= Leonard Baldy =

American law enforcement officer

Leonard Frank Baldy (February 15, 1927 – May 2, 1960) was a Chicago Police Department officer who became the city's first helicopter traffic reporter. His sometimes comical look at Chicago's traffic problems made him a household name. His peers gave him the nickname "Flying Officer Leonard Baldy". He died in a fiery crash on May 2, 1960, when his helicopter threw a rotor blade and crashed in a railroad yard near Milwaukee Avenue and Hubbard Street.

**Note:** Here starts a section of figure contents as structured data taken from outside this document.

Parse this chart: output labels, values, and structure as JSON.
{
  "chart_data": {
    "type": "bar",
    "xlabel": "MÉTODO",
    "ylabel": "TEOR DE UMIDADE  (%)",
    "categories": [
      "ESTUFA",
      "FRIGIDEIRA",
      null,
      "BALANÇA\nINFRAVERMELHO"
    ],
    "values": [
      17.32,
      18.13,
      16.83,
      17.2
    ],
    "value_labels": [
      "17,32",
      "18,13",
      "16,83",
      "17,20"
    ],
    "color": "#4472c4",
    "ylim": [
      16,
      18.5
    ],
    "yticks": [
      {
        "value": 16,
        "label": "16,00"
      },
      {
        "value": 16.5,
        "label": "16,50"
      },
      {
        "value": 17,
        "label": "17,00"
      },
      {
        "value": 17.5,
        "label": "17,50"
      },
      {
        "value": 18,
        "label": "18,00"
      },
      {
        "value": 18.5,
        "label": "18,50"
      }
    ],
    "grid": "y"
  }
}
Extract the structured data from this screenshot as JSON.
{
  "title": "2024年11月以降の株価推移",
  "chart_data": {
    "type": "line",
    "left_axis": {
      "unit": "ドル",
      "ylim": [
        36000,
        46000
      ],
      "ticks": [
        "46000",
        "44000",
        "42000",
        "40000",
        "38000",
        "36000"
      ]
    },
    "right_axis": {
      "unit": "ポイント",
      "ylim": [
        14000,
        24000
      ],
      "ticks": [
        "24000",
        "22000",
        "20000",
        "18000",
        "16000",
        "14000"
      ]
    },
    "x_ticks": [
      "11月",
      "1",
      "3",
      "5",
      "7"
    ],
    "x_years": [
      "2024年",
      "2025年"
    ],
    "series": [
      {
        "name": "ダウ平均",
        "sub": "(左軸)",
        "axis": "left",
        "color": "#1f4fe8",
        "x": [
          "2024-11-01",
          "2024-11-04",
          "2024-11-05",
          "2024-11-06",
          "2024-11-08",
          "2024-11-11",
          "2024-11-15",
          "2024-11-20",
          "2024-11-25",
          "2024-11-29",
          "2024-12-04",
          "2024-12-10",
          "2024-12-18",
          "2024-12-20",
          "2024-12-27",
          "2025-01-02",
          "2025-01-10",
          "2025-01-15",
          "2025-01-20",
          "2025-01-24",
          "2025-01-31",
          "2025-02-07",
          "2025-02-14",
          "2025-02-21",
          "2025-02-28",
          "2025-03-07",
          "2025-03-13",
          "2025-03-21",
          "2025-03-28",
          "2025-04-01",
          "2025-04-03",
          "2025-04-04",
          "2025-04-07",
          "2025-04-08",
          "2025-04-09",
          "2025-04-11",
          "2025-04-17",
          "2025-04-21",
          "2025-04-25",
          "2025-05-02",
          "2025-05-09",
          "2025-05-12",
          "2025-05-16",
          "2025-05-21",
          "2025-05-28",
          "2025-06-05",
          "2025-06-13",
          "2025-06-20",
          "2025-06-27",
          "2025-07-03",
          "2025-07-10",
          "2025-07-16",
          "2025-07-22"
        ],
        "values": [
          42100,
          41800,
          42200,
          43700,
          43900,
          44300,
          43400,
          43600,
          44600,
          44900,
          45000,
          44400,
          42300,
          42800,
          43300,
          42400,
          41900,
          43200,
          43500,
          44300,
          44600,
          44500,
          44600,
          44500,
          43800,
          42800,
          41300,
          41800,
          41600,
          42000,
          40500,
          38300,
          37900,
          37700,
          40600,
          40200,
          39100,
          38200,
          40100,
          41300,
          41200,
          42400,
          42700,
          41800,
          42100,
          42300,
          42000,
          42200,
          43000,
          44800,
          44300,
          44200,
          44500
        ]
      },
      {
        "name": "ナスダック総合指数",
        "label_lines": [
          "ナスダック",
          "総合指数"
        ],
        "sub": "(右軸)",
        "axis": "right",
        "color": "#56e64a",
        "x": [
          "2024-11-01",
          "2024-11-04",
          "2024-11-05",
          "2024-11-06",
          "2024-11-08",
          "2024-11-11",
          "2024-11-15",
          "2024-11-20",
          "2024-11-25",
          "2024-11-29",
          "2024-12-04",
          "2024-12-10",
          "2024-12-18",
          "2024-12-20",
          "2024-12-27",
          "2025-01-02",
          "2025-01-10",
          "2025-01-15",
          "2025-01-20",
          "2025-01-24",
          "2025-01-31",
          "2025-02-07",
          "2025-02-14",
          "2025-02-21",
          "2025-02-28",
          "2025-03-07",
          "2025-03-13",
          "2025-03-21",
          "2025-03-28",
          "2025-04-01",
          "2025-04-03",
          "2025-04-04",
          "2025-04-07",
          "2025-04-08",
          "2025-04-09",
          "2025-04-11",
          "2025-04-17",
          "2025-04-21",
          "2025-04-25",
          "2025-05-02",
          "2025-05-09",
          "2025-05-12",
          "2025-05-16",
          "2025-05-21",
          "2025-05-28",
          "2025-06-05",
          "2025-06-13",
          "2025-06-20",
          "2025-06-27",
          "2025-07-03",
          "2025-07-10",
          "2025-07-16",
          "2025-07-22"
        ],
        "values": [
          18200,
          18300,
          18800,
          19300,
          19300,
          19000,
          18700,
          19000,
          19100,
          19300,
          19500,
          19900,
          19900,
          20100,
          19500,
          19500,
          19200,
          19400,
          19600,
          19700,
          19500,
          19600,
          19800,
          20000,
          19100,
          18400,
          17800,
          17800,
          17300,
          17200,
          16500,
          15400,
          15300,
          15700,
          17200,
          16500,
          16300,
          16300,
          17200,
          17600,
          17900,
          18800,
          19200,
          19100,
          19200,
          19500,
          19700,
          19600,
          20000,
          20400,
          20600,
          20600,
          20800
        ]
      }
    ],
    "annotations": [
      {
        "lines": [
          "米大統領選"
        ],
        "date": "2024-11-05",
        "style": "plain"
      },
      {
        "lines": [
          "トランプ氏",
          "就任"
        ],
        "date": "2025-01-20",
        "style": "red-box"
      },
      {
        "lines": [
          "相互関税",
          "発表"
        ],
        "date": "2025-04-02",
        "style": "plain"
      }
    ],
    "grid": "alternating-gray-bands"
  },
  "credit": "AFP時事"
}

A native of Chicago, he graduated from Lane Technical College Preparatory High School (also known as Lane Tech) and was a World War II veteran who served as a Signalman on USS Markab. Baldy gained early recognition in his police career for being the first patrolman in the United States to experiment with and use the, now famous, radar gun to detect the speed of vehicles (April 1954). He also wrote the first ticket in the world for speeding using a radar device. As a patrolman in the mid-'50s he appeared in a television commercial directing traffic.

He became the most visible department spokesperson when he provided lectures and taught classes to civic groups, organizations, and educational institutions on the topic of traffic safety. He provided the first helicopter traffic report over WGN radio in November 1958.

Baldy gained fame during the Our Lady of the Angels School Fire, in December 1958, when he broadcast his observations from his helicopter above the scene. He provided traffic instructions over the radio to fire and ambulance vehicles trying to reach the fire through Chicago's congested streets. Both Baldy and WGN radio received public service awards from the National Transportation Safety Board for their efforts.

After his death, he was elected to the American Police Hall of Fame and had his badge number retired.

Forty-six years after his death, the citizens of Chicago remembered him with the honor of renaming a street "Leonard Baldy Way". Chicago newspaper columnist, Neil Steinberg, declared "if ever a Chicago police officer was a celebrity, it was Patrolman Leonard Baldy."

Chicago Police Superintendent, Phillip Cline, said, "People who couldn't name the police superintendent, knew who Len Baldy was."

One of Officer Baldy's sons became noted radio personality, Jack Elliott

In 2006, his son, Tim Baldy, published a biography entitled Chicago's Finest.